A working prototype of a handheld DNA Chip Reader has already been developed and has demonstrated the capability of detecting HIV and Hepatitis C Viruses.
CMS bioelectronic detectors are based on CMS microchips that contain numerous electronically active `pads’ coated with specific DNA capture probes. The number of pads and types of probes can be varied depending on the application.
What happens when a DNA or RNA-containing sample is introduced to a CMS microchip with attached reader? First, they are subjected to simple chemical or physical treatment which causes human cells, bacteria and viruses to burst or lyse. In this way the target DNA (or RNA) is made available for `hybridisation’.
If the probe DNA encounters complementary DNA from the sample, hybridisation occurs immediately. When a slight voltage is applied to the sample following hybridization, the ferrocene labels release electrons that rapidly tunnel through the double-stranded DNA and/or molecular wires, yielding an electronic signal that can be detected through the microelectrode. The Company’s proprietary reader interprets the electrical signal to both identify and quantify the target DNA. The data may then be downloaded to a computer.
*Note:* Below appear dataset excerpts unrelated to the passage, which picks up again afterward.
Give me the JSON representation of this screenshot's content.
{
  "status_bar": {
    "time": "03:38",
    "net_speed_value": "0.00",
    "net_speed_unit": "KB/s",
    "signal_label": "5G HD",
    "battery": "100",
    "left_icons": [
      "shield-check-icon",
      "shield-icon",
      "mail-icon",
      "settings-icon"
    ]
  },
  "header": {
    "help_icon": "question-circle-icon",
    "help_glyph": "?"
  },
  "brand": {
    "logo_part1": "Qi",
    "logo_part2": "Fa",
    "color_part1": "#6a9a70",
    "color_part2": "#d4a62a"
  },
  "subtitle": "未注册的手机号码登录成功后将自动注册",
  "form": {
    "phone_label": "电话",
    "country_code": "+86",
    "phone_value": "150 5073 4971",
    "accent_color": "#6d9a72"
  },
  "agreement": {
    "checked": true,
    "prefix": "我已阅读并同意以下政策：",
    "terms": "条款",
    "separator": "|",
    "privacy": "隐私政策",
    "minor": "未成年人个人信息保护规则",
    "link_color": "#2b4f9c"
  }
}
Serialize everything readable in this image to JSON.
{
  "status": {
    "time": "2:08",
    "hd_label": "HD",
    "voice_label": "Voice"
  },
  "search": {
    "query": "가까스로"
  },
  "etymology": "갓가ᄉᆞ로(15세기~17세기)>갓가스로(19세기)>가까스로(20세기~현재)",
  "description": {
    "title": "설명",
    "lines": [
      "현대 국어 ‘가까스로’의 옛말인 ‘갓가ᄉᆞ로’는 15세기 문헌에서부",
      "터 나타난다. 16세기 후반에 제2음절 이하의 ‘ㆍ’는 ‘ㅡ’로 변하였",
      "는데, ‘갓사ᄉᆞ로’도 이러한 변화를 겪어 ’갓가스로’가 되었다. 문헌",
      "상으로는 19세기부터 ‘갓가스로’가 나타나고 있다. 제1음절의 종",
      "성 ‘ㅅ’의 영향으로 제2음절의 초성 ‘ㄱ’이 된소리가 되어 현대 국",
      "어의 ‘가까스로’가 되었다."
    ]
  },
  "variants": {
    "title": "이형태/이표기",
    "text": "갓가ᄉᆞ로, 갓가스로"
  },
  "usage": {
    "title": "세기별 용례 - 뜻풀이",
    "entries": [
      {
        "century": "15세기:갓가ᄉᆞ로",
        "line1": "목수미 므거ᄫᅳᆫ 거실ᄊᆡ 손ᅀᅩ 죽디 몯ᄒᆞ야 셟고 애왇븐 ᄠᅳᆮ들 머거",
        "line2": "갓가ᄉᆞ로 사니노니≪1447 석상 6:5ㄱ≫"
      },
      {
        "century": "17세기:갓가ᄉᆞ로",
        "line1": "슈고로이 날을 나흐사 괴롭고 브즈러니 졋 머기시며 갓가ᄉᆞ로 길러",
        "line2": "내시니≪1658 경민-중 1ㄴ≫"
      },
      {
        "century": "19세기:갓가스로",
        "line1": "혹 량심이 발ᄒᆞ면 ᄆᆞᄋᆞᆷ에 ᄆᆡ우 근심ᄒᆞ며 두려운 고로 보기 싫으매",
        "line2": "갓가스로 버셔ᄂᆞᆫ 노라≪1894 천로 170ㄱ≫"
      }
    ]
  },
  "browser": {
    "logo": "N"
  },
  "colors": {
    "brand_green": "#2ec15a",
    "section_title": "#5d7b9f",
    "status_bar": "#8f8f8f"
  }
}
The technology is not limited, however, to a chip surface only. Thus, the idea of `tests-in-a-tube’ utilising CMS technology directly in the specimen collection tube, for example, is one that scientists and engineers at CMS are also actively pursuIng. Handheld, point of care instruments for the physician’s office or the emergency room, as well as instruments for the clinical diagnostics laboratory and other markets are all being developed.